L'effet business-média se fait aussi sentir en Finlande où la balance a tendance à pencher de plus en plus fortement en faveur des grands centres économiques. C'est ainsi que Helsinki et Turku se sont partagé les championnats nationaux de hockey depuis 1988 et il semble que cela va continuer avec la saison en cours. Une petite ville qui, avec une aide bénévole, fait du bon travail de formation de juniors, ne peut plus retenir les joueurs chez eux quand ailleurs on paie mieux. Ce que nous appelions le dédommagement de transfert contenait alors les fuites de joueurs et permettait aux budgets de ces associations de rester plus ou moins équilibrés.

"Une association qui forme des joueurs mérite d'être dédommagée pour les joueurs qu'elle entraîne. Je suis sûr que l'on trouvera un jour un système qui permettra de dédommager les transferts de joueurs", affirme Helkovaara.

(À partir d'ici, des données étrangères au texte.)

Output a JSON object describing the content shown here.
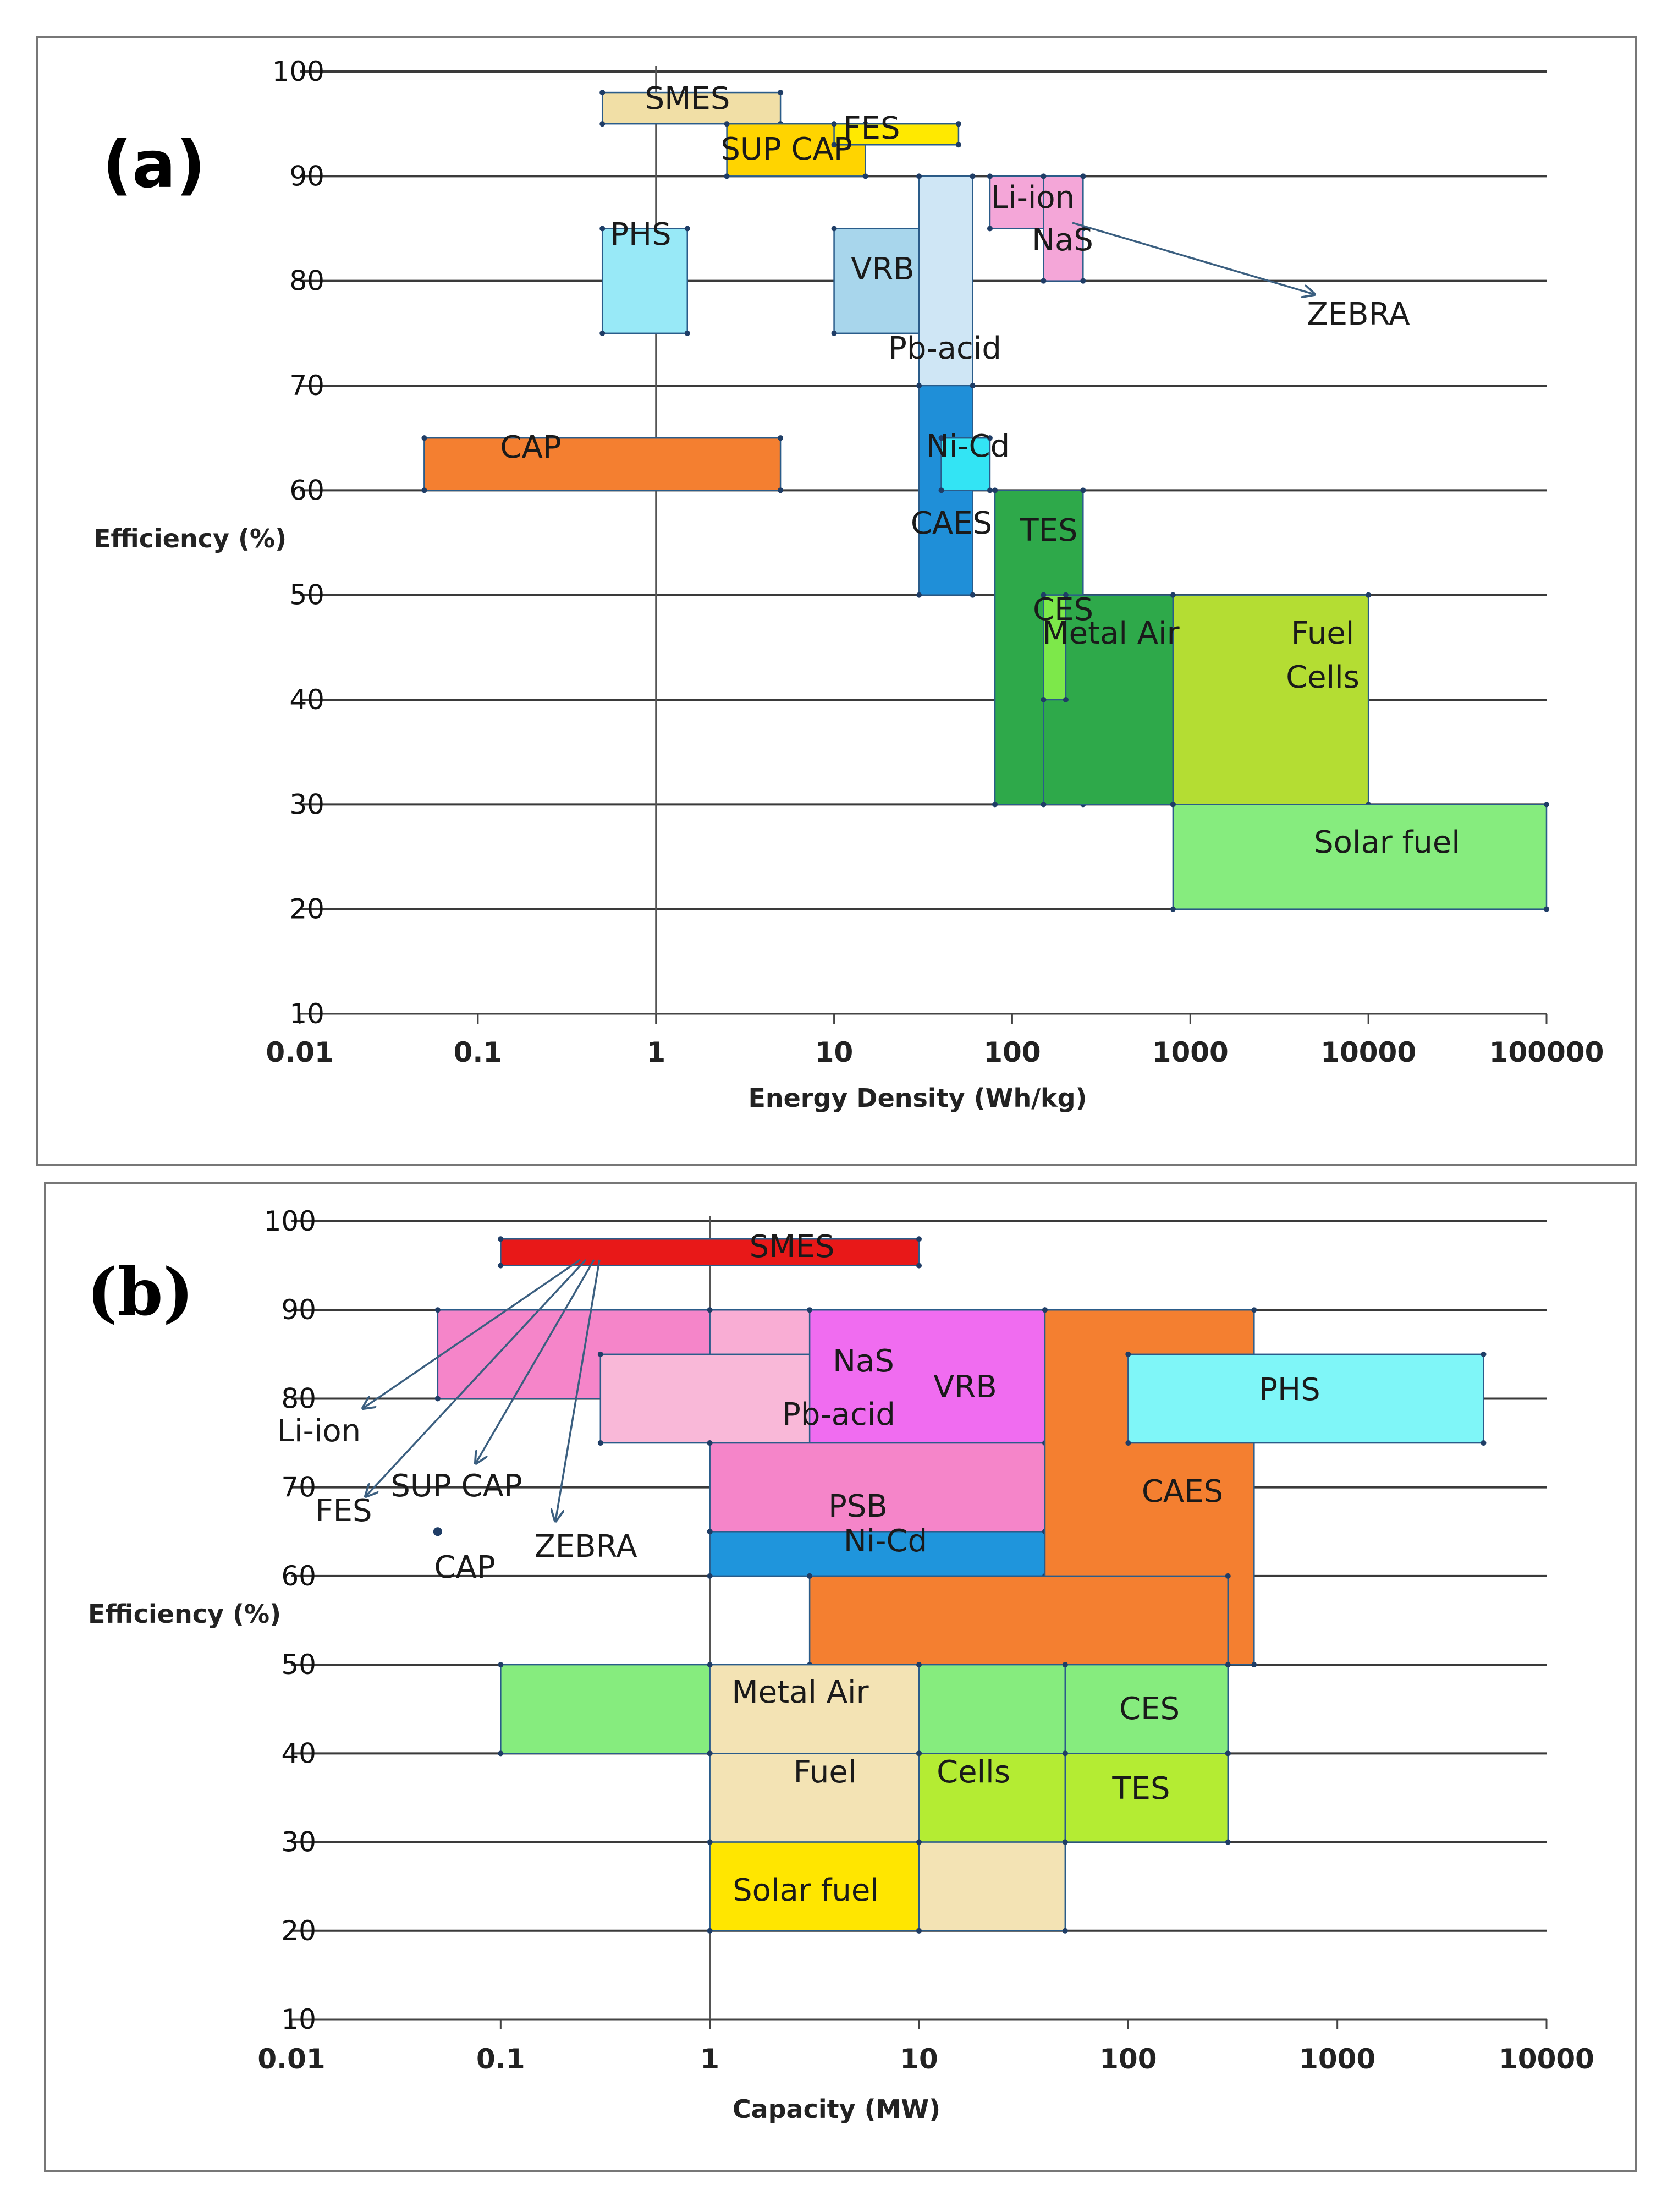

Il ne fait pas de doute que c'est une question cruciale pour le hockey finlandais. Il faut que les petits pays et les petites villes soient capables de poursuivre leur travail de formation. Le seul moyen d'y parvenir est d'avoir une série nationale de niveau suffisamment élevé pour que les jeunes restent motivés. Autrement, l'entraînement des juniors s'étiolera dans les pays où ce sport est en faveur, ce qui entraînera une perte des recrues pour les associations riches. Quelques grandes villes ne sont pas capables à elles seules d'entretenir une catégorie sportive qui intéresse des dizaines de milliers de jeunes. Pour ce qui concerne les pays où le hockey est une nouveauté, la création d'une telle culture nécessitera des décennies.

Jusqu'à ce jour, dans le pays européens où la position du hockey est forte, les petites villes ont, elles aussi, été à même d'entretenir des équipes de hockey de haut niveau. En Finlande, les villes de Rauma et de Hämeenlinna dont les populations avoisinent les 40 000 habitants en fournissent deux bons exemples. L'équipe de Rauma est troisième dans la ligue européenne avec les deux grands, les Jokerit de Helsinki et le TPS de Turku, et Hämeenlinna joue dans la Coupe européenne. On peut voir dans quel sens la situation évolue quad on sait que Helsinki et Turku ont une place dans la ligue européenne jusqu'en 2000 et que la troisième équipe finlandaise est choisie chaque année.

La Ligue finlandaise de hockey sur glace, qui est responsable de l'organisation des championnats du monde 1997, a encore la foi et croit que l'on arrivera à trouver le moyen d'aider les collectivités plus modestes à conserver leur compétitivité.